Figure 3.. DPN pathophysiology and bioenergetics failure.

(A) Injured sensory neuron in DPN experiences distal-to-proximal axonal loss mirroring bioenergetic failure at distal sites. (B) During DPN, the peripheral nerve develops insulin resistance and SC and axon insulin receptors (IR) cease responding to insulin. Insulin resistance disrupts SC and axon metabolism, e.g., blunted mTORC1 signaling. In SCs, blunted mTORC1 signaling potentially impairs lactate shuttling to axons via monocarboxylate transporters (MCTs). Excess long-chain saturated fatty acids (SFA) increase lipotoxic acylcarnitines in SCs, which may transfer to axons. Hyperglycemia triggers oxidative stress from reactive oxygen species (ROS) and pathologic extracellular vesicle (EV) release from SCs, which accelerate DPN development. In axons, hyperglycemia shunts glycolytic intermediate energy metabolites into polyol and hexosamine pathways. Hyperglycemia and dyslipidemia depolarize mitochondrial membranes (black, nonvital mitochondria), reducing ATP production, and generating ROS. Long-chain SFAs impair mitochondrial trafficking. Lower ATP coupled with fewer mitochondria causes bioenergetic failure, triggering distal-to-proximal nerve damage, which manifests clinically as neuropathy. Created in Biorender.com.

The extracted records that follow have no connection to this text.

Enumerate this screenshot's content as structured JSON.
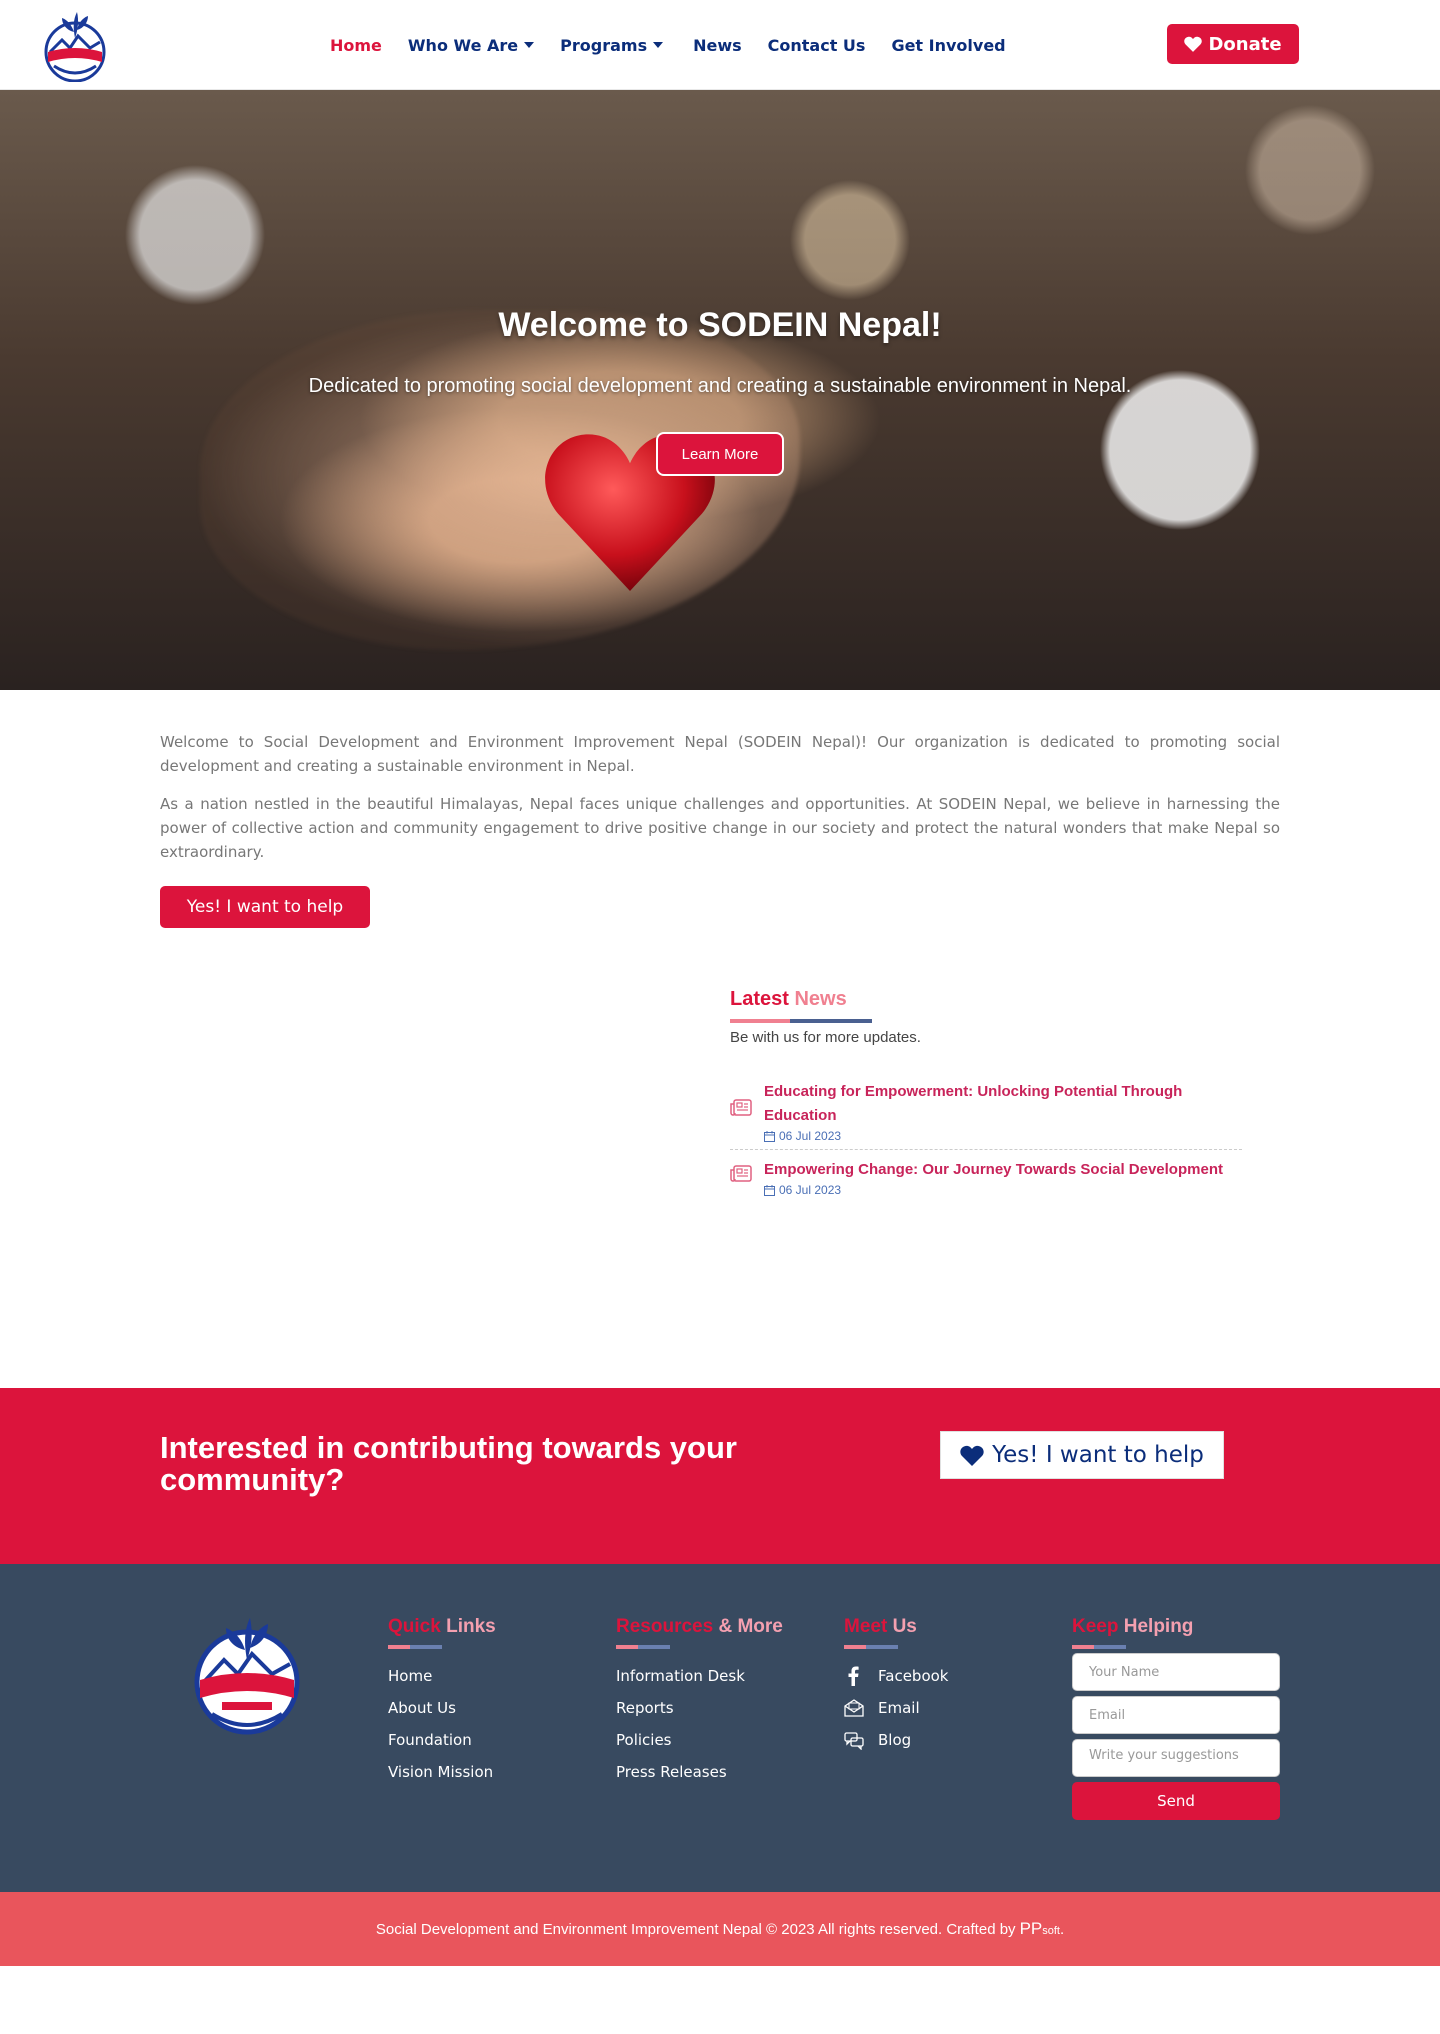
{
  "header": {
    "nav": [
      {
        "label": "Home",
        "active": true,
        "dropdown": false
      },
      {
        "label": "Who We Are",
        "active": false,
        "dropdown": true
      },
      {
        "label": "Programs",
        "active": false,
        "dropdown": true
      },
      {
        "label": "News",
        "active": false,
        "dropdown": false
      },
      {
        "label": "Contact Us",
        "active": false,
        "dropdown": false
      },
      {
        "label": "Get Involved",
        "active": false,
        "dropdown": false
      }
    ],
    "donate_label": "Donate"
  },
  "hero": {
    "title": "Welcome to SODEIN Nepal!",
    "subtitle": "Dedicated to promoting social development and creating a sustainable environment in Nepal.",
    "button_label": "Learn More"
  },
  "intro": {
    "paragraphs": [
      "Welcome to Social Development and Environment Improvement Nepal (SODEIN Nepal)! Our organization is dedicated to promoting social development and creating a sustainable environment in Nepal.",
      "As a nation nestled in the beautiful Himalayas, Nepal faces unique challenges and opportunities. At SODEIN Nepal, we believe in harnessing the power of collective action and community engagement to drive positive change in our society and protect the natural wonders that make Nepal so extraordinary."
    ],
    "button_label": "Yes! I want to help"
  },
  "news": {
    "title_part1": "Latest",
    "title_part2": "News",
    "subtitle": "Be with us for more updates.",
    "items": [
      {
        "headline": "Educating for Empowerment: Unlocking Potential Through Education",
        "date": "06 Jul 2023"
      },
      {
        "headline": "Empowering Change: Our Journey Towards Social Development",
        "date": "06 Jul 2023"
      }
    ]
  },
  "cta": {
    "text": "Interested in contributing towards your community?",
    "button_label": "Yes! I want to help"
  },
  "footer": {
    "quick_links": {
      "title_hl": "Quick",
      "title_rest": "Links",
      "items": [
        "Home",
        "About Us",
        "Foundation",
        "Vision Mission"
      ]
    },
    "resources": {
      "title_hl": "Resources",
      "title_rest": "& More",
      "items": [
        "Information Desk",
        "Reports",
        "Policies",
        "Press Releases"
      ]
    },
    "meet_us": {
      "title_hl": "Meet",
      "title_rest": "Us",
      "items": [
        {
          "label": "Facebook",
          "icon": "facebook-icon"
        },
        {
          "label": "Email",
          "icon": "email-icon"
        },
        {
          "label": "Blog",
          "icon": "blog-icon"
        }
      ]
    },
    "keep_helping": {
      "title_hl": "Keep",
      "title_rest": "Helping",
      "name_placeholder": "Your Name",
      "email_placeholder": "Email",
      "message_placeholder": "Write your suggestions",
      "send_label": "Send"
    }
  },
  "copyright": {
    "text": "Social Development and Environment Improvement Nepal © 2023 All rights reserved. Crafted by",
    "brand_main": "PP",
    "brand_suffix": "soft",
    "end": "."
  },
  "colors": {
    "primary": "#dc143c",
    "navy": "#0b2d7a",
    "footer_bg": "#384a60",
    "copyright_bg": "#e9555c"
  }
}
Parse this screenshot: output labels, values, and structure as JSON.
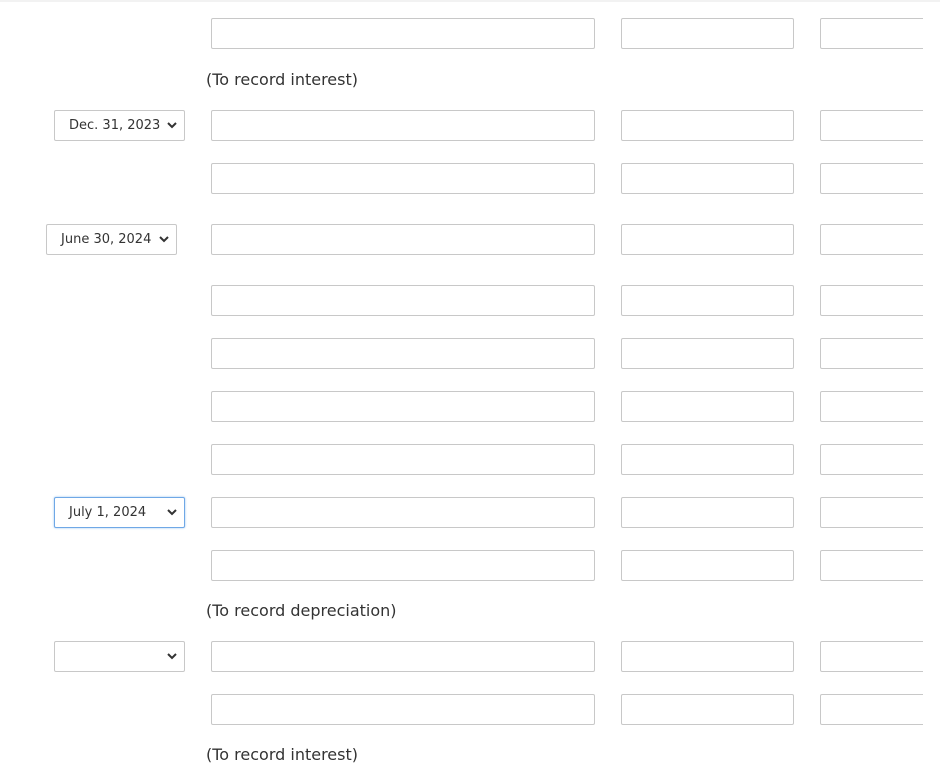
{
  "notes": {
    "n1": "(To record interest)",
    "n2": "(To record depreciation)",
    "n3": "(To record interest)"
  },
  "dates": {
    "d1": "Dec. 31, 2023",
    "d2": "June 30, 2024",
    "d3": "July 1, 2024",
    "d4": ""
  }
}
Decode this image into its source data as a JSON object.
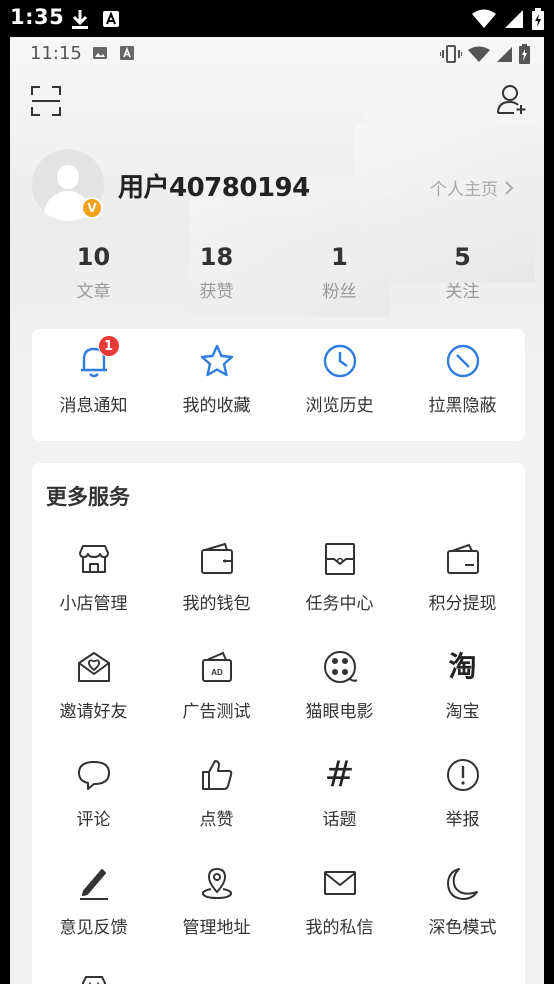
{
  "system_status": {
    "time": "1:35"
  },
  "inner_status": {
    "time": "11:15"
  },
  "profile": {
    "username": "用户40780194",
    "badge": "V",
    "profile_link": "个人主页"
  },
  "stats": [
    {
      "value": "10",
      "label": "文章"
    },
    {
      "value": "18",
      "label": "获赞"
    },
    {
      "value": "1",
      "label": "粉丝"
    },
    {
      "value": "5",
      "label": "关注"
    }
  ],
  "quick_actions": [
    {
      "label": "消息通知",
      "icon": "bell-icon",
      "badge": "1"
    },
    {
      "label": "我的收藏",
      "icon": "star-icon"
    },
    {
      "label": "浏览历史",
      "icon": "clock-icon"
    },
    {
      "label": "拉黑隐蔽",
      "icon": "block-icon"
    }
  ],
  "more_services": {
    "title": "更多服务",
    "items": [
      {
        "label": "小店管理",
        "icon": "shop-icon"
      },
      {
        "label": "我的钱包",
        "icon": "wallet-icon"
      },
      {
        "label": "任务中心",
        "icon": "task-icon"
      },
      {
        "label": "积分提现",
        "icon": "points-wallet-icon"
      },
      {
        "label": "邀请好友",
        "icon": "invite-icon"
      },
      {
        "label": "广告测试",
        "icon": "ad-icon"
      },
      {
        "label": "猫眼电影",
        "icon": "film-reel-icon"
      },
      {
        "label": "淘宝",
        "icon": "taobao-icon",
        "glyph": "淘"
      },
      {
        "label": "评论",
        "icon": "comment-icon"
      },
      {
        "label": "点赞",
        "icon": "thumbs-up-icon"
      },
      {
        "label": "话题",
        "icon": "hashtag-icon",
        "glyph": "#"
      },
      {
        "label": "举报",
        "icon": "report-icon"
      },
      {
        "label": "意见反馈",
        "icon": "pen-icon"
      },
      {
        "label": "管理地址",
        "icon": "location-icon"
      },
      {
        "label": "我的私信",
        "icon": "mail-icon"
      },
      {
        "label": "深色模式",
        "icon": "moon-icon"
      }
    ]
  },
  "colors": {
    "accent_blue": "#2f7de1",
    "badge_red": "#e93a3a",
    "vip_orange": "#f0a21a"
  }
}
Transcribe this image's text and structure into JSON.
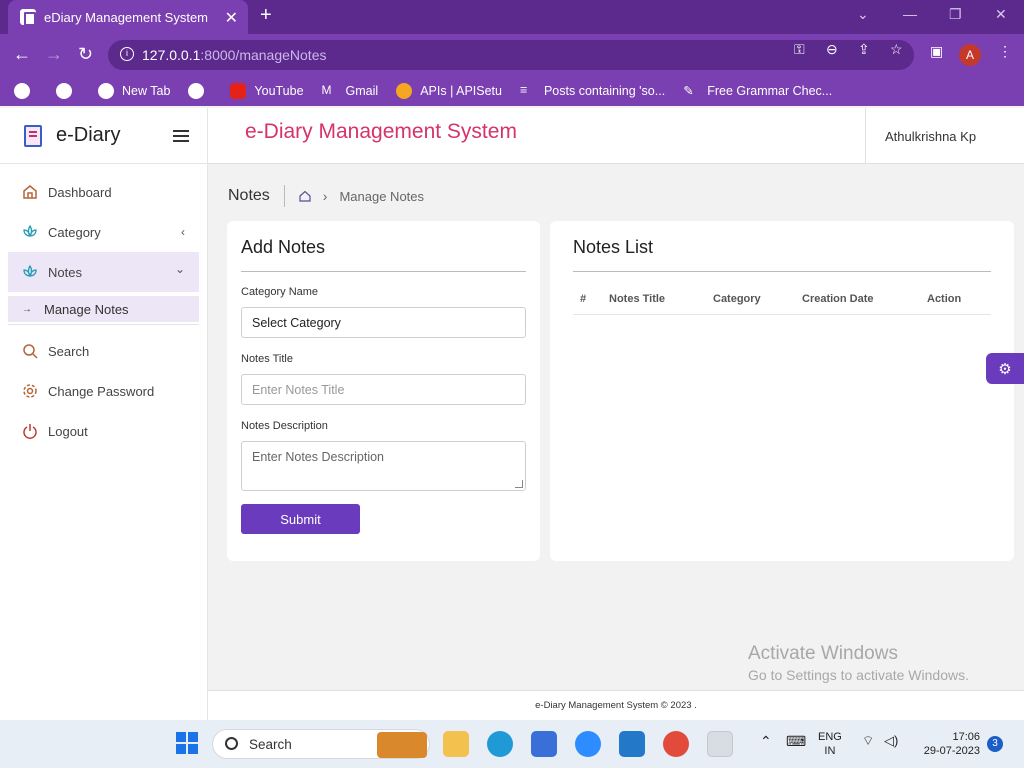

Figure 4.. Painful DPN pathophysiology.

(A) Mechanisms of painful DPN related to channel modification and overactivation (from left to right): Genetic variants (red sphere) in sodium channels Na_v1.7 and Na_v1.8; TRPA1 (transient receptor potential cation channel, subfamily A, member 1) modified by methylglyoxal; TRPV1 (transient receptor potential cation channel, subfamily V, member 1) modified by SUMOylation; overactivation of HCN2 (hyperpolarization-activated and cyclic nucleotide-gated 2) by elevated cyclic AMP (cAMP). (B) Mechanisms of painful DPN related to metabolism and mitochondria (from left to right): High-fat diet (HFD) blocks transcription by liver X receptors (LXR), which regulates cholesterol and fatty acid homeostasis, in dorsal root ganglion neurons, exacerbating endoplasmic reticulum (ER) stress and triggering mechanical pain hypersensitivity; HFD increases calcium (Ca²⁺) signaling and fragments mitochondria in sensory neurons; genetic variants to SLC25A3 (red sphere), encoding a mitochondrial phosphate transporter for ATP production. (C) Unmyelinated sensory neuron in DPN, showing localization of channels at axon termini, with HCN2 in the axon additionally, and metabolic perturbations within the axon and cell body. Created in Biorender.com.